遊園地
今日は二人で遊園地に来ている。天気も良く絶好のデート日和だ。
「ねぇ、ねぇ、アレ乗ろうよ」
彼女が指差したその乗り物は‥ジェットコースター。実は僕は絶叫物が大の苦手なのだ。だが愉しそうにしている彼女の手前そんなことは言えない。
「あ‥あうん‥いんじゃないかな」
多少裏返った声で僕は言った。彼女は嬉しそうに僕の手をとり歩き出した。
ジェットコースター乗り場には数人の人が並んでいた。‥が残念な事に次の発車で僕達を含めて全員が乗れそうだ。
「楽しみ〜」
「私達まで乗れそうだね」
彼女が僕に話しているが、僕は凄い勢いで走っているジェットコースターをただ唖然と眺めている。
「‥どうしたの?」
彼女は僕の顔を不思議そうに見つめている。
「いや‥凄いなって」
「そうね、速く順番こないかなぁ」
僕は少しでも時間が遅くなることを願ったが、願いとは虚しく順番待ちの列は動き出した。
席についてから地面に足が着くまでの間の恐怖は、絶叫マシーンが好きな人には分からないだろう。
「‥大丈夫?顔色悪いよ」
「‥あ‥あぁ大丈夫だよ」
近くのベンチに二人で座った。まだ少し地面が揺れている感じがする。
「‥‥‥ありがと」
「‥えっ?」
「本当は苦手だったんでしょ」
「‥‥‥ちょっとね」
「もう‥無理しないでよ」
彼女は優しく僕に言った。僕達はひとまず休憩し、それから次に何を乗るか話し合った。
「高い所は平気かな?」
「うん、平気だよ」
「じゃあ観覧車に乗ろうよ」
僕達は早速、観覧車に乗り込む。地上からどんどん離れていき、あっという間に下にいる人達が小さく見えた。
「‥いい眺めね」
「そうだね。こうやって高い所から見てると時がゆっくり動いてる感じがするね」
「うん」
下の方で誰かが風船から手を放したのか、僕達の少し先の方で風船がゆっくりと上がって来た。
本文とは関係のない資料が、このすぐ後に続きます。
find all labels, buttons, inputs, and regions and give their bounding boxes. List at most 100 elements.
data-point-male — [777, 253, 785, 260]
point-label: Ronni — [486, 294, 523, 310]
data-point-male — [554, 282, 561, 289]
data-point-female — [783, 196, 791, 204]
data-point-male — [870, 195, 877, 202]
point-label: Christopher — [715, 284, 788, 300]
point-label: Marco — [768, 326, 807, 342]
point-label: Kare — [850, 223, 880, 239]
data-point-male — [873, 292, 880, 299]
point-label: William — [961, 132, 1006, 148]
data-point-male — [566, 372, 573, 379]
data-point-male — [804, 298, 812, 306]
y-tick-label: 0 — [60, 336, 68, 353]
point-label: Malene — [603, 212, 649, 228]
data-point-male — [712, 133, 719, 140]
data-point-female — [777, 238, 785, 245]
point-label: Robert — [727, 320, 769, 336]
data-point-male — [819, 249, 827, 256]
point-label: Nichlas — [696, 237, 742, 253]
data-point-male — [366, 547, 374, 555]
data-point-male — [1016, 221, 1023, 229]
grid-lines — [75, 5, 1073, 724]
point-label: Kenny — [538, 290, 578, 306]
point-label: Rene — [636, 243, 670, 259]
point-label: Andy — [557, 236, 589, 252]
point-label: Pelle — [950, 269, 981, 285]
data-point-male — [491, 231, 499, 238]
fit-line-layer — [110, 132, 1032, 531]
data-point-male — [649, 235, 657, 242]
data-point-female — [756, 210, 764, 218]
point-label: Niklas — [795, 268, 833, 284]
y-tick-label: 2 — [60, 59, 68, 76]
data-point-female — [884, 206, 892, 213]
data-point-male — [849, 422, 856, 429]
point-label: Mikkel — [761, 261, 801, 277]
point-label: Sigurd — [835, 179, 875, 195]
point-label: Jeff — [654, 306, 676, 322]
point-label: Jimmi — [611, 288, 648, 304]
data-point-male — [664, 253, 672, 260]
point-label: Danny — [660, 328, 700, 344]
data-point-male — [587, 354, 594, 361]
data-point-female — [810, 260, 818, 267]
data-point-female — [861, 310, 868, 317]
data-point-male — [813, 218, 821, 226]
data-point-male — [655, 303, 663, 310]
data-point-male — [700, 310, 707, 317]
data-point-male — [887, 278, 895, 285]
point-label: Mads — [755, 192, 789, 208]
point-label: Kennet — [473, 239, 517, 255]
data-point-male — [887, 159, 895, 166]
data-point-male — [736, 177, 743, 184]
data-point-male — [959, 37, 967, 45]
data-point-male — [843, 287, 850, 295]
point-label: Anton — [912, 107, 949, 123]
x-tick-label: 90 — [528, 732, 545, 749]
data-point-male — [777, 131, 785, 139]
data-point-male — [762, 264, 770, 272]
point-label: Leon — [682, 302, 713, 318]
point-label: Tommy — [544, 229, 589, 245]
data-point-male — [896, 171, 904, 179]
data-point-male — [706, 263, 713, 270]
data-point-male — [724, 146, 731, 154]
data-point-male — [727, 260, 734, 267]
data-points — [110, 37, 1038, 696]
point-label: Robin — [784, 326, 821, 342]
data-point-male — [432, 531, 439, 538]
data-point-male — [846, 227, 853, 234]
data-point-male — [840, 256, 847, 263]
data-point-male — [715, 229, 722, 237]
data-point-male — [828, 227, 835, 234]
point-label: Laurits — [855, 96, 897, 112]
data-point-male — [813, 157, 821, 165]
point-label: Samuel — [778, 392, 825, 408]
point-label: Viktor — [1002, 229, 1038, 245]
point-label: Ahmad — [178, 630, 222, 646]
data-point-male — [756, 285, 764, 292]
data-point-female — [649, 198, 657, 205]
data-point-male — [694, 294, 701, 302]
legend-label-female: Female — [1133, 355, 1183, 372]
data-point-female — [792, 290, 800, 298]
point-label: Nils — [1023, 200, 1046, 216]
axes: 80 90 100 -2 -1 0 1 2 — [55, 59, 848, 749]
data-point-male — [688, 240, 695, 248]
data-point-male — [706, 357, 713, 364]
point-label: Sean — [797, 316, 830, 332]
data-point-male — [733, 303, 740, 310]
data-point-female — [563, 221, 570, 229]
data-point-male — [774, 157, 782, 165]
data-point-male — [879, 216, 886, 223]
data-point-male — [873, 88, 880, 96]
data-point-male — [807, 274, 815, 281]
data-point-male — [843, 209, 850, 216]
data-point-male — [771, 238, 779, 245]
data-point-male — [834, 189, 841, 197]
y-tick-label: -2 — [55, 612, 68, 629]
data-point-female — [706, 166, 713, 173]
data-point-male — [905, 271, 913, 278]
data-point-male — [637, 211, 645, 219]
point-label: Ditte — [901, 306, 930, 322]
風船はそのままゆっくりと上昇し、遂には雲に隠れて見えなくなった。僕達はその光景をただ、ずっと眺めていた。ただ、ずっと‥‥。
いつも必ず訪れる時間‥別れの時。また会えると分かっていても辛いものだ。彼女の涙を見ると自分の気持ちがぐらつく。このまま彼女を連れ去りたい衝動を抑え、きつく抱き締める。いつの日か彼女と暮らせる日を夢見て
‥僕は彼女との別れを惜しみながらも、また平凡な日常生活の中へと戻っていった。